United States v. Ritterman - 273 U.S. 261 (1927)
U.S. Supreme Court
United States v. Ritterman, 273 U.S. 261 (1927)
United States v. Ritterman
Argued January 19, 1927
Decided February 21, 1927
273 U.S. 261
1. The crime of smuggling, as defined by § 593(a) of the Tariff Act of 1922, is consummated if dutiable merchandise is clandestinely
brought into the United States concealed in the owner's baggage after the owner has fraudulently procured a waiver of inspection in the United States by false statement to a customs officer stationed abroad. So held where the waiver was rescinded after the owner and baggage had crossed the international boundary, and the owner, upon arrival at the first port of entry, fraudulently failed to declare dutiable articles when called upon. Keck v. United States, 172 U. S. 434, distinguished. P. 273 U. S. 268.
2. Confession in the customs house when the dutiable articles were about to be discovered did not purge the owner of the offense.
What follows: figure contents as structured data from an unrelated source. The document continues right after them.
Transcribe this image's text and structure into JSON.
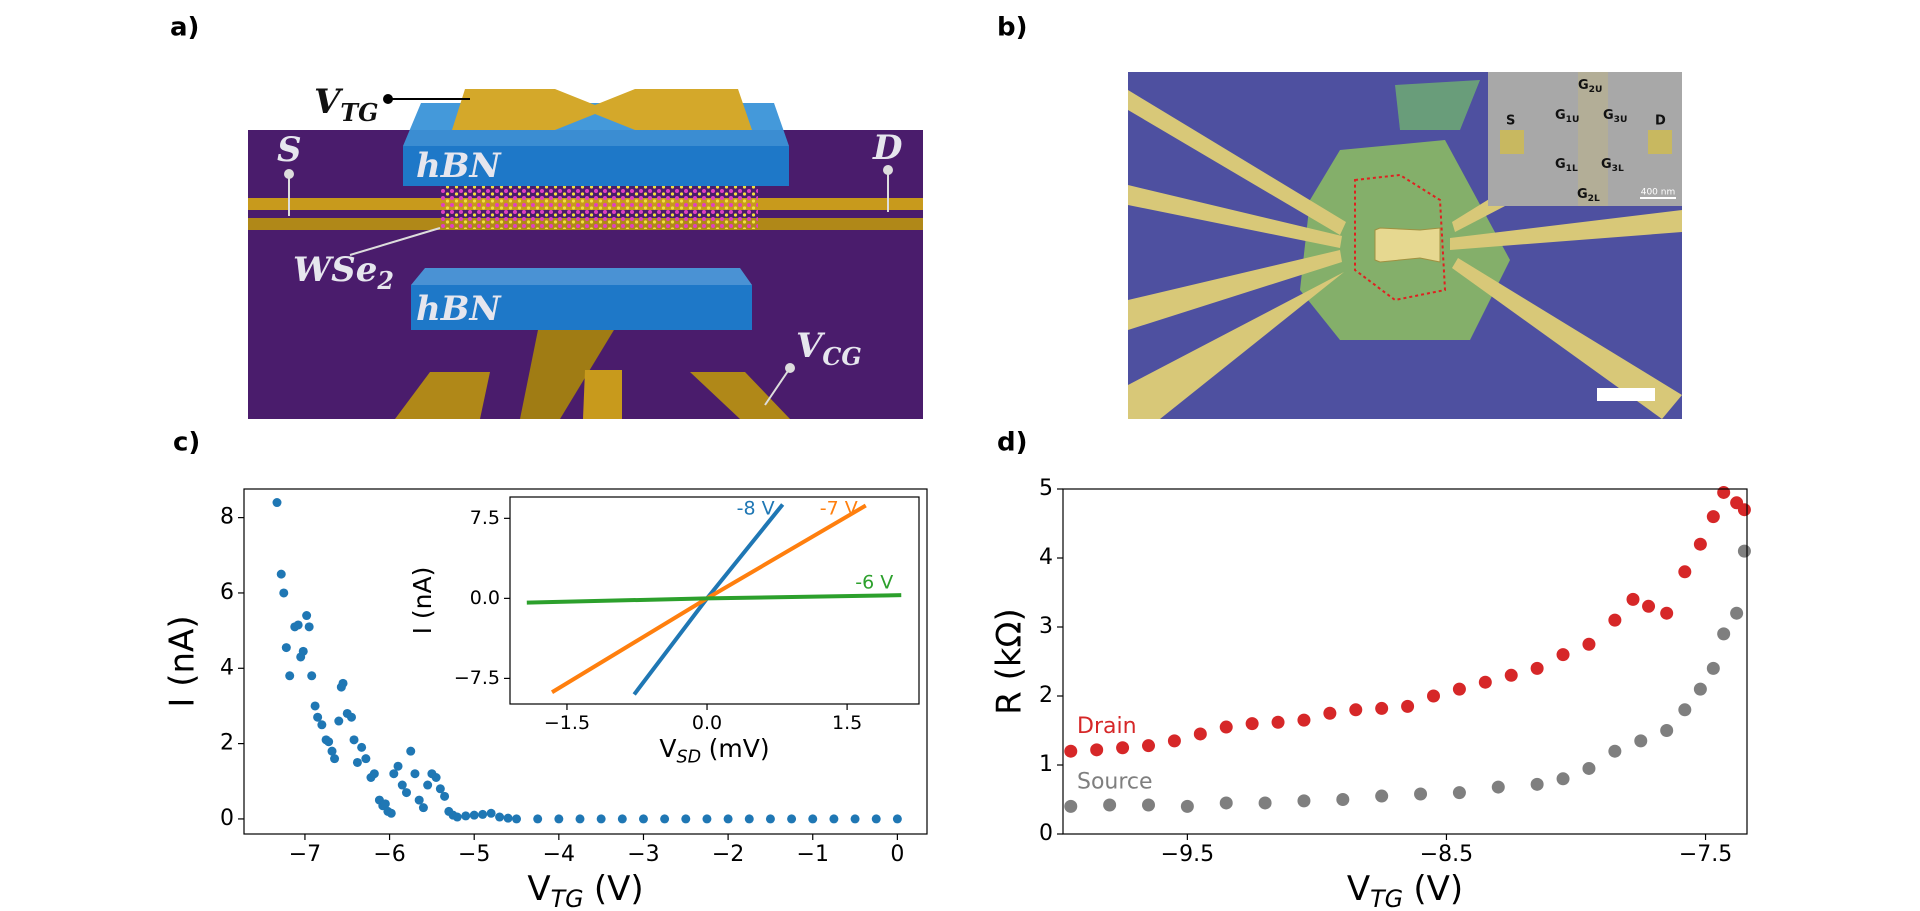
{
  "panel_labels": [
    "a)",
    "b)",
    "c)",
    "d)"
  ],
  "diagram_a": {
    "v_tg": {
      "main": "V",
      "sub": "TG"
    },
    "source": "S",
    "drain": "D",
    "hbn_top": "hBN",
    "wse2": {
      "main": "WSe",
      "sub": "2"
    },
    "hbn_bottom": "hBN",
    "v_cg": {
      "main": "V",
      "sub": "CG"
    }
  },
  "image_b": {
    "source": "S",
    "drain": "D",
    "gates": [
      {
        "main": "G",
        "sub": "2U"
      },
      {
        "main": "G",
        "sub": "1U"
      },
      {
        "main": "G",
        "sub": "3U"
      },
      {
        "main": "G",
        "sub": "1L"
      },
      {
        "main": "G",
        "sub": "3L"
      },
      {
        "main": "G",
        "sub": "2L"
      }
    ],
    "scale_bar": "400 nm"
  },
  "chart_data": [
    {
      "type": "scatter",
      "xlabel": {
        "text": "V",
        "sub": "TG",
        "unit": "(V)"
      },
      "ylabel": "I (nA)",
      "color": "#1f77b4",
      "x": [
        -7.33,
        -7.28,
        -7.25,
        -7.22,
        -7.18,
        -7.12,
        -7.08,
        -7.05,
        -7.02,
        -6.98,
        -6.95,
        -6.92,
        -6.88,
        -6.85,
        -6.8,
        -6.75,
        -6.72,
        -6.68,
        -6.65,
        -6.6,
        -6.57,
        -6.55,
        -6.5,
        -6.45,
        -6.42,
        -6.38,
        -6.33,
        -6.28,
        -6.22,
        -6.18,
        -6.12,
        -6.08,
        -6.05,
        -6.02,
        -5.98,
        -5.95,
        -5.9,
        -5.85,
        -5.8,
        -5.75,
        -5.7,
        -5.65,
        -5.6,
        -5.55,
        -5.5,
        -5.45,
        -5.4,
        -5.35,
        -5.3,
        -5.25,
        -5.2,
        -5.1,
        -5.0,
        -4.9,
        -4.8,
        -4.7,
        -4.6,
        -4.5,
        -4.25,
        -4.0,
        -3.75,
        -3.5,
        -3.25,
        -3.0,
        -2.75,
        -2.5,
        -2.25,
        -2.0,
        -1.75,
        -1.5,
        -1.25,
        -1.0,
        -0.75,
        -0.5,
        -0.25,
        0.0
      ],
      "values": [
        8.4,
        6.5,
        6.0,
        4.55,
        3.8,
        5.1,
        5.15,
        4.3,
        4.45,
        5.4,
        5.1,
        3.8,
        3.0,
        2.7,
        2.5,
        2.1,
        2.05,
        1.8,
        1.6,
        2.6,
        3.5,
        3.6,
        2.8,
        2.7,
        2.1,
        1.5,
        1.9,
        1.6,
        1.1,
        1.2,
        0.5,
        0.35,
        0.4,
        0.2,
        0.15,
        1.2,
        1.4,
        0.9,
        0.7,
        1.8,
        1.2,
        0.5,
        0.3,
        0.9,
        1.2,
        1.1,
        0.8,
        0.6,
        0.2,
        0.1,
        0.05,
        0.08,
        0.1,
        0.12,
        0.15,
        0.05,
        0.02,
        0.0,
        0.0,
        0.0,
        0.0,
        0.0,
        0.0,
        0.0,
        0.0,
        0.0,
        0.0,
        0.0,
        0.0,
        0.0,
        0.0,
        0.0,
        0.0,
        0.0,
        0.0,
        0.0
      ],
      "xlim": [
        -7.72,
        0.35
      ],
      "ylim": [
        -0.4,
        8.76
      ],
      "xticks": [
        {
          "value": -7,
          "label": "−7"
        },
        {
          "value": -6,
          "label": "−6"
        },
        {
          "value": -5,
          "label": "−5"
        },
        {
          "value": -4,
          "label": "−4"
        },
        {
          "value": -3,
          "label": "−3"
        },
        {
          "value": -2,
          "label": "−2"
        },
        {
          "value": -1,
          "label": "−1"
        },
        0
      ],
      "yticks": [
        0,
        2,
        4,
        6,
        8
      ]
    },
    {
      "type": "line",
      "xlabel": {
        "text": "V",
        "sub": "SD",
        "unit": "(mV)"
      },
      "ylabel": "I (nA)",
      "series": [
        {
          "name": "-8 V",
          "color": "#1f77b4",
          "x": [
            -0.78,
            0,
            0.81
          ],
          "values": [
            -9.0,
            0,
            8.8
          ]
        },
        {
          "name": "-7 V",
          "color": "#ff7f0e",
          "x": [
            -1.66,
            0,
            1.7
          ],
          "values": [
            -8.8,
            0,
            8.7
          ]
        },
        {
          "name": "-6 V",
          "color": "#2ca02c",
          "x": [
            -1.93,
            0,
            2.08
          ],
          "values": [
            -0.4,
            0,
            0.3
          ]
        }
      ],
      "xlim": [
        -2.11,
        2.27
      ],
      "ylim": [
        -9.9,
        9.5
      ],
      "xticks": [
        {
          "value": -1.5,
          "label": "−1.5"
        },
        {
          "value": 0,
          "label": "0.0"
        },
        1.5
      ],
      "yticks": [
        {
          "value": -7.5,
          "label": "−7.5"
        },
        {
          "value": 0,
          "label": "0.0"
        },
        7.5
      ]
    },
    {
      "type": "scatter",
      "xlabel": {
        "text": "V",
        "sub": "TG",
        "unit": "(V)"
      },
      "ylabel": "R (kΩ)",
      "series": [
        {
          "name": "Drain",
          "color": "#d62728",
          "x": [
            -9.95,
            -9.85,
            -9.75,
            -9.65,
            -9.55,
            -9.45,
            -9.35,
            -9.25,
            -9.15,
            -9.05,
            -8.95,
            -8.85,
            -8.75,
            -8.65,
            -8.55,
            -8.45,
            -8.35,
            -8.25,
            -8.15,
            -8.05,
            -7.95,
            -7.85,
            -7.78,
            -7.72,
            -7.65,
            -7.58,
            -7.52,
            -7.47,
            -7.43,
            -7.38,
            -7.35
          ],
          "values": [
            1.2,
            1.22,
            1.25,
            1.28,
            1.35,
            1.45,
            1.55,
            1.6,
            1.62,
            1.65,
            1.75,
            1.8,
            1.82,
            1.85,
            2.0,
            2.1,
            2.2,
            2.3,
            2.4,
            2.6,
            2.75,
            3.1,
            3.4,
            3.3,
            3.2,
            3.8,
            4.2,
            4.6,
            4.95,
            4.8,
            4.7
          ]
        },
        {
          "name": "Source",
          "color": "#7f7f7f",
          "x": [
            -9.95,
            -9.8,
            -9.65,
            -9.5,
            -9.35,
            -9.2,
            -9.05,
            -8.9,
            -8.75,
            -8.6,
            -8.45,
            -8.3,
            -8.15,
            -8.05,
            -7.95,
            -7.85,
            -7.75,
            -7.65,
            -7.58,
            -7.52,
            -7.47,
            -7.43,
            -7.38,
            -7.35
          ],
          "values": [
            0.4,
            0.42,
            0.42,
            0.4,
            0.45,
            0.45,
            0.48,
            0.5,
            0.55,
            0.58,
            0.6,
            0.68,
            0.72,
            0.8,
            0.95,
            1.2,
            1.35,
            1.5,
            1.8,
            2.1,
            2.4,
            2.9,
            3.2,
            4.1
          ]
        }
      ],
      "xlim": [
        -9.98,
        -7.34
      ],
      "ylim": [
        0,
        5
      ],
      "xticks": [
        {
          "value": -9.5,
          "label": "−9.5"
        },
        {
          "value": -8.5,
          "label": "−8.5"
        },
        {
          "value": -7.5,
          "label": "−7.5"
        }
      ],
      "yticks": [
        0,
        1,
        2,
        3,
        4,
        5
      ]
    }
  ]
}
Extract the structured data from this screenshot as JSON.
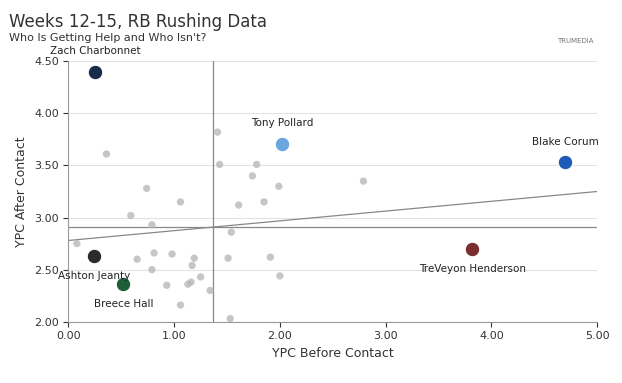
{
  "chart_data": {
    "type": "scatter",
    "title": "Weeks 12-15, RB Rushing Data",
    "subtitle": "Who Is Getting Help and Who Isn't?",
    "watermark": "TRUMEDIA",
    "x_label": "YPC Before Contact",
    "y_label": "YPC After Contact",
    "xlim": [
      0,
      5
    ],
    "xticks": [
      {
        "value": 0,
        "label": "0.00"
      },
      {
        "value": 1,
        "label": "1.00"
      },
      {
        "value": 2,
        "label": "2.00"
      },
      {
        "value": 3,
        "label": "3.00"
      },
      {
        "value": 4,
        "label": "4.00"
      },
      {
        "value": 5,
        "label": "5.00"
      }
    ],
    "ylim": [
      2,
      4.5
    ],
    "yticks": [
      {
        "value": 2,
        "label": "2.00"
      },
      {
        "value": 2.5,
        "label": "2.50"
      },
      {
        "value": 3,
        "label": "3.00"
      },
      {
        "value": 3.5,
        "label": "3.50"
      },
      {
        "value": 4,
        "label": "4.00"
      },
      {
        "value": 4.5,
        "label": "4.50"
      }
    ],
    "grid": true,
    "vline": 1.37,
    "hline": 2.91,
    "trend_line": {
      "x": [
        0,
        5
      ],
      "y": [
        2.78,
        3.25
      ]
    },
    "x": [
      0.25,
      2.02,
      4.7,
      3.82,
      0.24,
      0.52,
      0.36,
      1.41,
      0.74,
      1.43,
      1.78,
      1.74,
      1.06,
      1.61,
      0.59,
      0.79,
      1.99,
      1.85,
      2.79,
      1.54,
      0.08,
      0.81,
      0.98,
      1.19,
      1.51,
      1.91,
      0.65,
      1.17,
      0.79,
      1.25,
      1.16,
      0.93,
      1.13,
      2.0,
      1.34,
      1.06,
      1.53
    ],
    "values": [
      4.4,
      3.71,
      3.53,
      2.7,
      2.63,
      2.36,
      3.61,
      3.82,
      3.28,
      3.51,
      3.51,
      3.4,
      3.15,
      3.12,
      3.02,
      2.93,
      3.3,
      3.15,
      3.35,
      2.86,
      2.75,
      2.66,
      2.65,
      2.61,
      2.61,
      2.62,
      2.6,
      2.54,
      2.5,
      2.43,
      2.38,
      2.35,
      2.36,
      2.44,
      2.3,
      2.16,
      2.03
    ],
    "labels": [
      "Zach Charbonnet",
      "Tony Pollard",
      "Blake Corum",
      "TreVeyon Henderson",
      "Ashton Jeanty",
      "Breece Hall",
      null,
      null,
      null,
      null,
      null,
      null,
      null,
      null,
      null,
      null,
      null,
      null,
      null,
      null,
      null,
      null,
      null,
      null,
      null,
      null,
      null,
      null,
      null,
      null,
      null,
      null,
      null,
      null,
      null,
      null,
      null
    ],
    "colors": [
      "#1b2a4a",
      "#6aa6e0",
      "#1e5bb8",
      "#7a2e2e",
      "#2b2b2b",
      "#1f5e3a",
      "#b4b4b4",
      "#b4b4b4",
      "#b4b4b4",
      "#b4b4b4",
      "#b4b4b4",
      "#b4b4b4",
      "#b4b4b4",
      "#b4b4b4",
      "#b4b4b4",
      "#b4b4b4",
      "#b4b4b4",
      "#b4b4b4",
      "#b4b4b4",
      "#b4b4b4",
      "#b4b4b4",
      "#b4b4b4",
      "#b4b4b4",
      "#b4b4b4",
      "#b4b4b4",
      "#b4b4b4",
      "#b4b4b4",
      "#b4b4b4",
      "#b4b4b4",
      "#b4b4b4",
      "#b4b4b4",
      "#b4b4b4",
      "#b4b4b4",
      "#b4b4b4",
      "#b4b4b4",
      "#b4b4b4",
      "#b4b4b4"
    ]
  }
}
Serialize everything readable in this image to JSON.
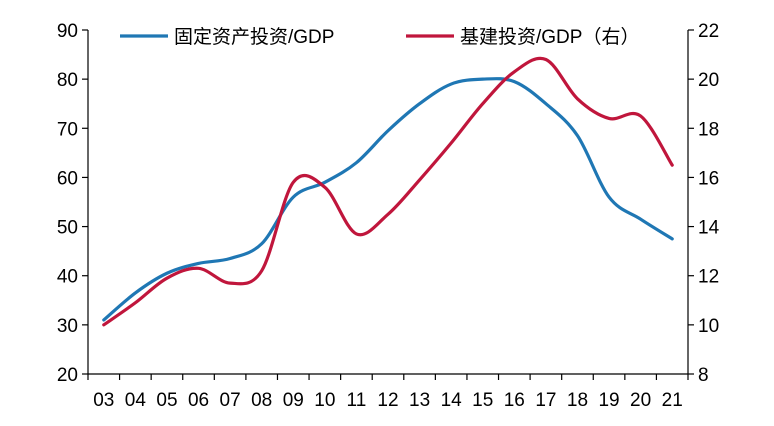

P. 273 U. S. 269.
3. Under the above stated circumstances, the owner was not entitled to forty-eight hours, or any time, to change his mind and make entry of the goods. P. 273 U. S. 269.
12 F.2d 849 reversed.
Certiorari (post, p. 685) to a judgment of the circuit court of appeals which reversed a conviction of the respondent for smuggling diamonds into the United States from Canada.